The train journey went on for longer than anybody expected. Occasionally, Lunatrick would shout back through the open window of the carriage from his perch in the engine's cockpit. Things like, "Over there we installed five hundred new beds, just waiting for the next delivery of needful mental patients no we didn't actually excuse me I think we did gods I wish you two dickheads would stop your jabbering," and, "That's where we had the great Diazepam Wars of the Fifteen Decades but we all agreed on different sides and it's hard trying to direct a battle when somebody else in your own head knows your plans and sells them to the opposing force for extra dollars for sugary donuts in the canteen." The occupants of the bone carriage nodded, sagely, and wondered just how big a ward could actually be. They also wondered just w
hen the hell Lunatrick would realise that he and the other patients were in a closed circuit, a loop, and no matter how well he maintained his Asylum - well, they weren't ever getting any new patients.
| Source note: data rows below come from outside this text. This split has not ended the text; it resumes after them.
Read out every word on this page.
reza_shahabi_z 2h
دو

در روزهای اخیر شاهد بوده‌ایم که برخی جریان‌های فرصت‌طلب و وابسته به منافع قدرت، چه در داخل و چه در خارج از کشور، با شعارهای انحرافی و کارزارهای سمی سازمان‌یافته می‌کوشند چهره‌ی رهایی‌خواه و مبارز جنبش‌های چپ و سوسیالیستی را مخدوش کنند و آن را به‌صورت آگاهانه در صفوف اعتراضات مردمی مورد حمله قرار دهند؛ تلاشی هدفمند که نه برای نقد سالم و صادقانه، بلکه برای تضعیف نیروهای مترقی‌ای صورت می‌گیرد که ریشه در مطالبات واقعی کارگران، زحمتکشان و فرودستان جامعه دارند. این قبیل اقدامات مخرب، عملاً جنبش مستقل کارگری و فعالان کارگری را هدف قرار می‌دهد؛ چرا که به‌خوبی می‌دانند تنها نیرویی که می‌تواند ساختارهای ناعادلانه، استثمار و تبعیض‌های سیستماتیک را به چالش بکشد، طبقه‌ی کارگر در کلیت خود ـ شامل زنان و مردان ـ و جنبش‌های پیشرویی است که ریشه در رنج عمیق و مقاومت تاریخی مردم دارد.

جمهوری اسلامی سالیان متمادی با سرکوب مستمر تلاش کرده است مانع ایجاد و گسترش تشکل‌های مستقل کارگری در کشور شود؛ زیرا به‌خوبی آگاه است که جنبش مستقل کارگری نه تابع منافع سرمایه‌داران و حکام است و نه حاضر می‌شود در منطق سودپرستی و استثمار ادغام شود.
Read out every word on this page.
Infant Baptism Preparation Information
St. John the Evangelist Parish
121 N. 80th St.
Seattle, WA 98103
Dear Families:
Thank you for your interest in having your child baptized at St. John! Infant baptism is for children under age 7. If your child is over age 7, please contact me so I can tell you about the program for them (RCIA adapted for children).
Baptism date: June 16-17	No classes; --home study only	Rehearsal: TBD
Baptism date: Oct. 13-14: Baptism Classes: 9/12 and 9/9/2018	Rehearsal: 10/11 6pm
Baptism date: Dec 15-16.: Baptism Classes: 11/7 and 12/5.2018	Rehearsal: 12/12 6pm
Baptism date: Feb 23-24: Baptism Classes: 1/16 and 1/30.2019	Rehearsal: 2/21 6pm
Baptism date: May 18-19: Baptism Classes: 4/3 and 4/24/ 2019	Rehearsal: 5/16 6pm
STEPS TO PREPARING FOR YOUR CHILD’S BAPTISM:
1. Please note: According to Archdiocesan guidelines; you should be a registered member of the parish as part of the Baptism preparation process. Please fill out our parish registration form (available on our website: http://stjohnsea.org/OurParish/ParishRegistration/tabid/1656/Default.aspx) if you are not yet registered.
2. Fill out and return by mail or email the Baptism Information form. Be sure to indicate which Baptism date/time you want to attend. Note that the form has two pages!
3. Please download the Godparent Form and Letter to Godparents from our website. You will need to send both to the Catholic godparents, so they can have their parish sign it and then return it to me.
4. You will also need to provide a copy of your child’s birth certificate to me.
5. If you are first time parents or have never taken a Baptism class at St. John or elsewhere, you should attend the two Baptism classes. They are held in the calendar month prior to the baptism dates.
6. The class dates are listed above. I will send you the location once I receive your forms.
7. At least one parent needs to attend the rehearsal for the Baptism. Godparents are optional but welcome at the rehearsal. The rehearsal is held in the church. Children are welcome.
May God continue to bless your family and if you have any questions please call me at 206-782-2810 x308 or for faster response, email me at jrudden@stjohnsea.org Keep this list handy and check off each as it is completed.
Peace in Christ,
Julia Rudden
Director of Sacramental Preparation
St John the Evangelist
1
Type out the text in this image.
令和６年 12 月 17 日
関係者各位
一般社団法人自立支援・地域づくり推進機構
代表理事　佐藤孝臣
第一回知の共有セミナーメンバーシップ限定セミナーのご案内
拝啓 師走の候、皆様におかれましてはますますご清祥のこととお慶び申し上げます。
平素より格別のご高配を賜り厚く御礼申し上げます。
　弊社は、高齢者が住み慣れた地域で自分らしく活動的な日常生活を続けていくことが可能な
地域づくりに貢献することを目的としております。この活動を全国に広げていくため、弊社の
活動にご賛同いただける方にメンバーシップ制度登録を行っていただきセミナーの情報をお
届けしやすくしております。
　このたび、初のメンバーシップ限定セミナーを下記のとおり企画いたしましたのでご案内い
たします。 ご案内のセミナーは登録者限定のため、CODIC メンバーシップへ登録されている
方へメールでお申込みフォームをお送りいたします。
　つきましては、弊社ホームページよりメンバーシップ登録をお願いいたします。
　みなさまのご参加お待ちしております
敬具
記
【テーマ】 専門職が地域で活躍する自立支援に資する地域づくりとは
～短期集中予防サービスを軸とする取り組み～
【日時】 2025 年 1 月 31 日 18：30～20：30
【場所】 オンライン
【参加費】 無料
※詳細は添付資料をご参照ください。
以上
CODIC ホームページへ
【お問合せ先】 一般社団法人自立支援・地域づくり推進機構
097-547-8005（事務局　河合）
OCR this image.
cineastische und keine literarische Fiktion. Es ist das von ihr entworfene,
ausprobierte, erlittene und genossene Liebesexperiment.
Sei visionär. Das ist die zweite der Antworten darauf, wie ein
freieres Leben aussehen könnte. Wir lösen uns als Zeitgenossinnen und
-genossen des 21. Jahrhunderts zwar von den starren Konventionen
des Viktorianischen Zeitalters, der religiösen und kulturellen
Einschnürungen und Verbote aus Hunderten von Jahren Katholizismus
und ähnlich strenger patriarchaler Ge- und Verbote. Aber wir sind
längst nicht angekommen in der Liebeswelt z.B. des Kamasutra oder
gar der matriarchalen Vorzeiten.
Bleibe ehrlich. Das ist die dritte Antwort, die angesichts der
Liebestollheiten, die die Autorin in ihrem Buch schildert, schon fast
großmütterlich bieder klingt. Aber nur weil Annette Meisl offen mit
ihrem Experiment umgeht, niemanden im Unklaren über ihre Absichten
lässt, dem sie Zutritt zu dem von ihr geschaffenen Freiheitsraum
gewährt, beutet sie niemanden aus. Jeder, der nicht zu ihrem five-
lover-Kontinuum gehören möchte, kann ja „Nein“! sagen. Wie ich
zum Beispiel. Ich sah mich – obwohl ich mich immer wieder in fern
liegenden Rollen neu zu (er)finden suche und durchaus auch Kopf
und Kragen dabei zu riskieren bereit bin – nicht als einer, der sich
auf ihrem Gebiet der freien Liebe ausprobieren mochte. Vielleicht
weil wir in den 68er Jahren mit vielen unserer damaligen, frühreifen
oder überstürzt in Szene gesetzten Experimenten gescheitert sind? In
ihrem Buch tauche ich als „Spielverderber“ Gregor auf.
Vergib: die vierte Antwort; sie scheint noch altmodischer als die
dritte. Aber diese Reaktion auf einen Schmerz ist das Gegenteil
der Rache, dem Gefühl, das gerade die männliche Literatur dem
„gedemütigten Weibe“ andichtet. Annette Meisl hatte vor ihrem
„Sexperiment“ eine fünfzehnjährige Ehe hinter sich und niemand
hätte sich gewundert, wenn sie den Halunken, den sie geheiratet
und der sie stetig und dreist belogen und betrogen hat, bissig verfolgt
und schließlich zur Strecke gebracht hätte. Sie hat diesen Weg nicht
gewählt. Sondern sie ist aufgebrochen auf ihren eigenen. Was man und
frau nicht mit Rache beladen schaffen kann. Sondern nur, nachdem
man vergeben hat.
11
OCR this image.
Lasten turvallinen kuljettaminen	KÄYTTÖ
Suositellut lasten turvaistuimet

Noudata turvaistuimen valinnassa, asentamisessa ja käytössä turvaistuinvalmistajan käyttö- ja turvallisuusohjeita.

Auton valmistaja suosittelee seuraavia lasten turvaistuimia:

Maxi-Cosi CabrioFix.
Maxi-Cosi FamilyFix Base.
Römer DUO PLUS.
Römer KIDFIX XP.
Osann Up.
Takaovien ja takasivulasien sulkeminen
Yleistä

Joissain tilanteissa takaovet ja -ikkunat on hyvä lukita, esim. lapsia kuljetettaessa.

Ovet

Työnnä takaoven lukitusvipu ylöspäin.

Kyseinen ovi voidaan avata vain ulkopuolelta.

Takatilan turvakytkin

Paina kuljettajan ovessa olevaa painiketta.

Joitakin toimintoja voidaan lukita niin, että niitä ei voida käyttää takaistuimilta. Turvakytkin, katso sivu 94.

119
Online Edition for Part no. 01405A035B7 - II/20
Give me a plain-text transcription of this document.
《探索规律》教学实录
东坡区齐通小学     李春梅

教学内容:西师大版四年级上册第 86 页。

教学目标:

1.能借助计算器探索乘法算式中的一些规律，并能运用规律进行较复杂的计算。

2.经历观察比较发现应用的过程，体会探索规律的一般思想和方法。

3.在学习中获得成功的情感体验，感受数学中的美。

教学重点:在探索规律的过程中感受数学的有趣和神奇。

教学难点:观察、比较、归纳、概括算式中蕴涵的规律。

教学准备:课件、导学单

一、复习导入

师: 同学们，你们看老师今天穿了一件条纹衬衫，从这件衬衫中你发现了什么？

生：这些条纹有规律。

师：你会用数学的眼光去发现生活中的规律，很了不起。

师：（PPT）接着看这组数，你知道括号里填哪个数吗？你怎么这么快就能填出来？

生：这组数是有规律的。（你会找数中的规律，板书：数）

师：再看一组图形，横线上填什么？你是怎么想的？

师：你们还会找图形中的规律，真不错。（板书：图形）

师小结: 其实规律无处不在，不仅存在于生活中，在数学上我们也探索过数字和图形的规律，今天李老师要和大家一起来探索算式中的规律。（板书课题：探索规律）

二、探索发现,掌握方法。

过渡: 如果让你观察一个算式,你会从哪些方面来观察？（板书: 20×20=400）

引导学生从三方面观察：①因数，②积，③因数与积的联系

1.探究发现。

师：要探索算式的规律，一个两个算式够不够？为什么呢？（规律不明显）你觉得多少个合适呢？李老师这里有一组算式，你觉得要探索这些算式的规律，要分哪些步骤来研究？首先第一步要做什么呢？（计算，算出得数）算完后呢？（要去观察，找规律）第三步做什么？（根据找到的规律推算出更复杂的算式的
Period.
The train started to increase its speed, accelerating over the horizon of beds. They thrummed past, and Keenan glanced at Pippa. "How many do you reckon there are? A million? Two?"
"At least," said Pippa. "It's a gross misappropriation of hospital funds. The management should be fucking ashamed of themselves. Ha ha."
Keenan gave a smile halfway between nasty and sardonic. "Well," he said, grimacing, "why change the habits of the last fucking millennia? It's always the hospital management that fuck it up, with deviated funding, backhand bonuses and under-staffing. They should be fucking skewered."
Snake eased forward down the carriage, and sat beside Keenan. "It's going all weird," he said.
Keenan stared at Snake as a lion stares at a human; in base hatred, distaste, but with the wariness of meeting a despised cunning and lethal fellow predator.
"What is?"
Snake nodded to the window. "Look."
Outside, the speeding passage of beds seemed to bend. The whole vision of the outside world was curving, and the mental patients had fallen behind, now leaving nothing but vast acres of spotless, neatly-folded hospital beds. Millions of them. Waiting for patients that would never come.
Even as Keenan watched, the curve became more pronounced and he stumbled to his feet, glancing over at the other members of the squad, all of whom were agitated. All except Franco. He was staring out of the window, whistling.
"What do you see?" snarled Keenan.
"Nothing," said Franco, giving Keenan a strange look. "You OK? You look like that time you had seventeen pints of Wife Beater and that dodgy ostrich kebab. You were sick all over that homosexual lap-dancing senile delinquent. Those were the days!"
"It's curving!" said Keenan. "The whole world outside is curving!"
Franco glanced outside, then back to Keenan. "You're drunk, mate," he snorted. "It's fine, reet?"